Willie McLaurin, interim president and CEO of the Southern Baptist Convention Executive Committee, preached at Franklin Avenue Baptist Church in New Orleans June 11. (Photo by Sonya Singh)
This article was written by Diana Chandler, Baptist Press senior writer, and was originally published at baptistpress.com
NEW ORLEANS (BP) — Willie McLaurin, interim president and CEO of the Southern Baptist Convention Executive Committee, exhorted churches to use their spiritual gifts to glorify God in a June 11 sermon at Franklin Avenue Baptist Church in New Orleans.
Biblical values of focused worship, Gospel action, effective prayer and unconditional love are key in glorifying God in word and deed, McLaurin preached, standing on 1 Peter 4:10-11 as a text.
“I’m convinced and convicted today that we exist in order that we might bring glory to God,” McLaurin said, using the early church as referenced in Acts 2 as an example. “The testimony of the early church is these were they that turned the world upside down and right-side up. They were devoted to the apostles’ preaching and teaching. They were devoted to the fellowship. They were devoted to the breaking of bread, and then they were devoted to praying.”
Vibrant churches prioritize biblical values, McLaurin said.
“Brothers and sisters, we live in a culture that devalues values,” McLaurin said. “We live in a culture where anything goes and everything is acceptable. But Peter reminds us that we have godly standards that we are called to live by. You are a chosen generation, a royal priesthood, a holy nation, a peculiar people that you should show forth the praises of Him Who brought you out of the darkness.”

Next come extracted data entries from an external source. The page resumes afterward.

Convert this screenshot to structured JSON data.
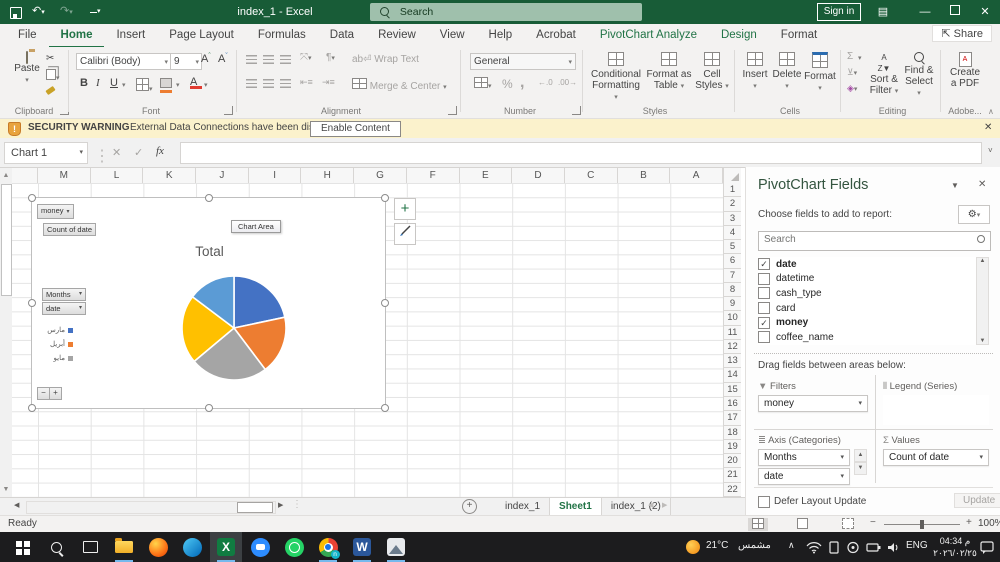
{
  "colors": {
    "excel_green": "#185C37",
    "accent_green": "#217346",
    "warning_bg": "#FBF2CC",
    "taskbar_underline": "#76B9ED"
  },
  "titlebar": {
    "title": "index_1 - Excel",
    "search_placeholder": "Search",
    "sign_in": "Sign in"
  },
  "ribbon": {
    "tabs": [
      {
        "label": "File"
      },
      {
        "label": "Home",
        "active": true
      },
      {
        "label": "Insert"
      },
      {
        "label": "Page Layout"
      },
      {
        "label": "Formulas"
      },
      {
        "label": "Data"
      },
      {
        "label": "Review"
      },
      {
        "label": "View"
      },
      {
        "label": "Help"
      },
      {
        "label": "Acrobat"
      },
      {
        "label": "PivotChart Analyze",
        "contextual": true
      },
      {
        "label": "Design",
        "contextual": true
      },
      {
        "label": "Format"
      }
    ],
    "share": "Share",
    "clipboard": {
      "group": "Clipboard",
      "paste": "Paste"
    },
    "font": {
      "group": "Font",
      "name": "Calibri (Body)",
      "size": "9",
      "bold": "B",
      "italic": "I",
      "underline": "U"
    },
    "alignment": {
      "group": "Alignment",
      "wrap": "Wrap Text",
      "merge": "Merge & Center"
    },
    "number": {
      "group": "Number",
      "format": "General",
      "percent": "%",
      "comma": ",",
      "dec_inc": "←.0",
      "dec_dec": ".00→"
    },
    "styles": {
      "group": "Styles",
      "cond1": "Conditional",
      "cond2": "Formatting",
      "fat1": "Format as",
      "fat2": "Table",
      "cs1": "Cell",
      "cs2": "Styles"
    },
    "cells": {
      "group": "Cells",
      "insert": "Insert",
      "delete": "Delete",
      "format": "Format"
    },
    "editing": {
      "group": "Editing",
      "sigma": "Σ",
      "sort1": "Sort &",
      "sort2": "Filter",
      "find1": "Find &",
      "find2": "Select"
    },
    "adobe": {
      "group": "Adobe...",
      "pdf1": "Create",
      "pdf2": "a PDF"
    }
  },
  "warning": {
    "label": "SECURITY WARNING",
    "message": "External Data Connections have been disabled",
    "button": "Enable Content"
  },
  "formula_bar": {
    "name_box": "Chart 1",
    "fx": "fx"
  },
  "worksheet": {
    "columns": [
      "M",
      "L",
      "K",
      "J",
      "I",
      "H",
      "G",
      "F",
      "E",
      "D",
      "C",
      "B",
      "A"
    ],
    "rows": [
      "1",
      "2",
      "3",
      "4",
      "5",
      "6",
      "7",
      "8",
      "9",
      "10",
      "11",
      "12",
      "13",
      "14",
      "15",
      "16",
      "17",
      "18",
      "19",
      "20",
      "21",
      "22"
    ]
  },
  "chart": {
    "filter_button": "money",
    "value_button": "Count of date",
    "axis_button_1": "Months",
    "axis_button_2": "date",
    "tooltip": "Chart Area",
    "title": "Total",
    "collapse": "−",
    "expand": "+",
    "legend": [
      {
        "label": "مارس",
        "color": "#4472C4"
      },
      {
        "label": "أبريل",
        "color": "#ED7D31"
      },
      {
        "label": "مايو",
        "color": "#A5A5A5"
      }
    ]
  },
  "chart_data": {
    "type": "pie",
    "title": "Total",
    "legend_position": "left",
    "slices": [
      {
        "label": "مارس",
        "color": "#4472C4",
        "start": 0,
        "end": 78,
        "percent": 21.7
      },
      {
        "label": "أبريل",
        "color": "#ED7D31",
        "start": 78,
        "end": 143,
        "percent": 18.1
      },
      {
        "label": "مايو",
        "color": "#A5A5A5",
        "start": 143,
        "end": 230,
        "percent": 24.2
      },
      {
        "label": "",
        "color": "#FFC000",
        "start": 230,
        "end": 307,
        "percent": 21.4
      },
      {
        "label": "",
        "color": "#5B9BD5",
        "start": 307,
        "end": 360,
        "percent": 14.7
      }
    ]
  },
  "panel": {
    "title": "PivotChart Fields",
    "choose": "Choose fields to add to report:",
    "search_placeholder": "Search",
    "fields": [
      {
        "name": "date",
        "checked": true
      },
      {
        "name": "datetime",
        "checked": false
      },
      {
        "name": "cash_type",
        "checked": false
      },
      {
        "name": "card",
        "checked": false
      },
      {
        "name": "money",
        "checked": true
      },
      {
        "name": "coffee_name",
        "checked": false
      }
    ],
    "drag": "Drag fields between areas below:",
    "filters_label": "Filters",
    "legend_label": "Legend (Series)",
    "axis_label": "Axis (Categories)",
    "values_label": "Values",
    "filters_items": [
      "money"
    ],
    "legend_items": [],
    "axis_items": [
      "Months",
      "date"
    ],
    "values_items": [
      "Count of date"
    ],
    "defer": "Defer Layout Update",
    "update": "Update"
  },
  "sheet_tabs": [
    {
      "label": "index_1"
    },
    {
      "label": "Sheet1",
      "active": true
    },
    {
      "label": "index_1 (2)"
    }
  ],
  "status": {
    "ready": "Ready",
    "zoom": "100%"
  },
  "taskbar": {
    "temp": "21°C",
    "condition": "مشمس",
    "lang": "ENG",
    "time": "04:34 م",
    "date": "٢٠٢٦/٠٢/٢٥",
    "apps": [
      "start",
      "search",
      "task-view",
      "file-explorer",
      "firefox",
      "edge",
      "excel",
      "zoom",
      "whatsapp",
      "chrome",
      "word",
      "photos"
    ],
    "open_apps": [
      "file-explorer",
      "excel",
      "chrome",
      "word",
      "photos"
    ],
    "active_app": "excel"
  }
}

McLaurin preached before thousands gathered in worship at the pastorate of Fred Luter, who is the lone African American ever elected as SBC president, having served from 2012-2014. McLaurin is the first African American to lead an SBC entity in his role as interim president and CEO of the SBC Executive Committee. More than 100 SBC leaders and annual meeting attendees were recognized among worshipers.
The biblical truth, McLaurin said, is found only in the infallible, inerrant, inspired and authoritative Word of God.
“We are called to biblical values,” he said. “We are called to live differently before this dying world.”
McLaurin encouraged believers in their prayer lives, exhorting them to pray believing God for an answer, to pray expecting God to answer, to pray earnestly and to pray eagerly, supporting his encouragement with Mark 11:24 and Matthew 7:7-8.
“If prayer is not your foundation, your foundation will fall apart,” McLaurin said. “And if prayer is not your main business, you will soon be out of business. Brothers and sisters, we live in a time and in a generation where we need to pray more than ever before.
“Our pastors need prayer. Our churches need prayer. Our Southern Baptist family needs prayer. Our country needs prayer. Our world needs prayer,” he said. “Prayer always precedes great things of God. If we are going to see a public movement of God, there must be those private moments with God. Don’t expect God to move corporately if you’re not looking up at God privately.”
McLaurin encouraged Christians to operate within their God-given gifts, including the gifts of salvation, the Holy Spirit and a spiritual gift that makes us suited for particular ministry.
He also called them to exhibit sincere love, citing 1 Peter 4:8 and 1 Peter 1:22.
“He says above all, love each other deeply,” McLaurin said. “This phrase above all means we ought to put our priority and our premium on loving. There are some other things we need to do, but the priority in our lives should be on loving other people. Above all, love each other not with a surface love, but love each other deeply.”
Put love on display, living hospitably, McLaurin urged, citing 1 Peter 4:9.
“We’re called to be hospitable,” he said, “not just to those that are lovely, not just to those who are friendly or fun to be around, not just those who look like we look or deposit the way we deposit. But we’re called to open our arms and make everybody feel welcome.”
He referenced the criticism Jesus endured on earth because he ate with and spent time with sinners.
“We’re called, brothers and sisters, to offer hospitality to people regardless of their nationality, their age, their color or their social status,” McLaurin preached. “If they’re a friend of Jesus, they ought to be a friend of mine.”
Forgiveness is the proof of love, McLaurin said, referencing Peter.
“Love each other deeply. Why? Because love covers a multitude of sin,” he said. “Brothers and sisters, we’re called to have the type of love that is quick to forgive, the type of love that does not put everything under a microscope.”
McLaurin quoted an oft-repeated phrase of the late Adrian Rodgers, who served three terms as SBC president.
“Sin will take you further than you wanted to go, sin will keep you longer than you wanted to stay, and sin will cost you more than you wanted to pay,” McLaurin said. “But I’m so thankful, that according to Romans 5:8, that God demonstrated His love for us, that while we were yet sinners, He died for the ungodly.
“You were hopeless and you were helpless, but there’s nothing so good that you can do to cause God to love you any more. There’s nothing so bad you can do to cause God to love you any less. It’s just the unconditional love of Jesus.”